Protokoll der Sitzung vom 17.09.2015

Sie kennen bestimmt den Satz von Immanuel Kant: „Nicht-Sehen trennt den Menschen von den Dingen. Nicht-Hören trennt den Menschen von den Menschen.“ Wie geht es nun aber Menschen – Hanka Kliese hat es schon beschrieben –, die weder sehen noch hören können, bei denen quasi 80 % der Sinneswahrnehmung ausfallen?

Um diese Menschen geht es in dem vorliegenden Antrag. Taubblinde sind in besonderer Weise in ihrer Kommunikation und Mobilität eingeschränkt. Wir können die Probleme taubblinder Menschen bei der Kommunikation,

beim Zugang zu Bildung, zu Arbeit und zur Teilhabe am gesellschaftlichen Leben und die Frage, wie es ihnen dabei geht, nicht wirklich nachvollziehen.

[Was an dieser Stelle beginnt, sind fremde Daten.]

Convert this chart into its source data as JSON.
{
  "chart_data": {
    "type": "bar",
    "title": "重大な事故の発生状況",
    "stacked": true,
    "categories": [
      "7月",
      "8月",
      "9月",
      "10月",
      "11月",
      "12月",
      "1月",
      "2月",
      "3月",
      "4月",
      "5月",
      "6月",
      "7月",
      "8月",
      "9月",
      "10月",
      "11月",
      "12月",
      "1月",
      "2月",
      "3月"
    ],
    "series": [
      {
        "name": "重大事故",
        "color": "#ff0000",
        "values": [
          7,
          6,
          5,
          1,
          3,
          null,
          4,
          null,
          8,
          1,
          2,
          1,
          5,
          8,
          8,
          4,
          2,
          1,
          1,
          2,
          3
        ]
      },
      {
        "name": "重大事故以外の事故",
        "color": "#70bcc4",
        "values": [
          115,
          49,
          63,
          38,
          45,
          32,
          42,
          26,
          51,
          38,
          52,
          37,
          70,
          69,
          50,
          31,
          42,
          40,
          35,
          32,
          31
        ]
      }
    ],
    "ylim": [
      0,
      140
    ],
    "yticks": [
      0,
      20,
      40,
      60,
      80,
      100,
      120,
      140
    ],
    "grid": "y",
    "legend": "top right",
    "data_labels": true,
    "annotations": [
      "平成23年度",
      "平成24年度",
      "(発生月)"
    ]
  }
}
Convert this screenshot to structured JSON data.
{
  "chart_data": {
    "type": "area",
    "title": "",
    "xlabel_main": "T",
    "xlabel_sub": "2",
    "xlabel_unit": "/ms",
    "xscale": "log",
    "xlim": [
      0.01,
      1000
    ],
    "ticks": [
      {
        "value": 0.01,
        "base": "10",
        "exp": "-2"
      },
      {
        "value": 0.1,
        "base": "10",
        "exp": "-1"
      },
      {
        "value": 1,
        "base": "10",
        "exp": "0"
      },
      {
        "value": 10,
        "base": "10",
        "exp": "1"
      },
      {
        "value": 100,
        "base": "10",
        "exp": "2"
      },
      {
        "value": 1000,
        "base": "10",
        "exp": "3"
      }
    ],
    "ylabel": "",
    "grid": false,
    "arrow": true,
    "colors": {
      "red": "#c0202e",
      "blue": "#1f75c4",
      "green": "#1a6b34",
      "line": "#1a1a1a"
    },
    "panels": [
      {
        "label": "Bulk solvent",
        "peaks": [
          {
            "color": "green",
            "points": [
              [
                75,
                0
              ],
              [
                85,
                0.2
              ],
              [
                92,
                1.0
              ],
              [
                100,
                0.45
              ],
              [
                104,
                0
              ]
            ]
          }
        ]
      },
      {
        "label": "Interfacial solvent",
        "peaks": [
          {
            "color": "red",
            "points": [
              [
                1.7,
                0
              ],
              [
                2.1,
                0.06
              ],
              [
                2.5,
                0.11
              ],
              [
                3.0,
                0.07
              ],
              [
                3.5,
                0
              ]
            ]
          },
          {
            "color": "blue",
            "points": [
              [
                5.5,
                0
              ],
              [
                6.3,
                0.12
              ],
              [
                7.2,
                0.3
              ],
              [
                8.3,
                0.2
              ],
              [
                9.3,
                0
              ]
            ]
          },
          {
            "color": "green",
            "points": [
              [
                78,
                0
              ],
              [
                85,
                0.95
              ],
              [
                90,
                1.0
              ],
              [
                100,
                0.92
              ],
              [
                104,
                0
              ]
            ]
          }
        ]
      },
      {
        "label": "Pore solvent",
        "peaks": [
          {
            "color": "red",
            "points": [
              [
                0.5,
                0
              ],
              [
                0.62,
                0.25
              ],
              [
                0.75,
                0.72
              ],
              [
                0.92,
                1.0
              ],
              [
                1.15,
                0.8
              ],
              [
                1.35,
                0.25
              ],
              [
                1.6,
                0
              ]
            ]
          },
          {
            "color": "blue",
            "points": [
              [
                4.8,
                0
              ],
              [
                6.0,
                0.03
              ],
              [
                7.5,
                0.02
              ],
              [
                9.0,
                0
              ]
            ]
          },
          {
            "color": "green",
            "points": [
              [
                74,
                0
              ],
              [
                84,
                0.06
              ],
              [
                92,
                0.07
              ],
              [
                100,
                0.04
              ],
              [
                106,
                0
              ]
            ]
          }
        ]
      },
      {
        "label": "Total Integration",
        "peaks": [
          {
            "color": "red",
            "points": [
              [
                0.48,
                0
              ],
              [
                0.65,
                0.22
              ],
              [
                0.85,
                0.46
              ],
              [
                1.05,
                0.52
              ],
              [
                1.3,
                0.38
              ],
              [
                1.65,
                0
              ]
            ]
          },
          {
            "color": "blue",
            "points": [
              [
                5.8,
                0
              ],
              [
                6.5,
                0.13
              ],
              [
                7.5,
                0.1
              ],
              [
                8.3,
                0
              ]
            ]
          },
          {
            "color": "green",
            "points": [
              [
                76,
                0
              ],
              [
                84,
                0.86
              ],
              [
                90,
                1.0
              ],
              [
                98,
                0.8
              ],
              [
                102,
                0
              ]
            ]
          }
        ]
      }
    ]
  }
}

Es dürfte unstreitig sein: Auch Taubblinde sind Menschen – Menschen, die Rechte haben: ein Recht auf Bildung, ein Recht auf Arbeit, ein Recht auf Leben in der Gemeinschaft, die sie in ihrer kulturellen Vielfalt prägt.

Lassen Sie uns also dafür sorgen, dass auch taubblinde Menschen ihre Rechte wahrnehmen können, dass also entsprechende Maßnahmen ergriffen werden, damit Barrieren, die die Teilhabe dieser Menschen behindern, beseitigt werden.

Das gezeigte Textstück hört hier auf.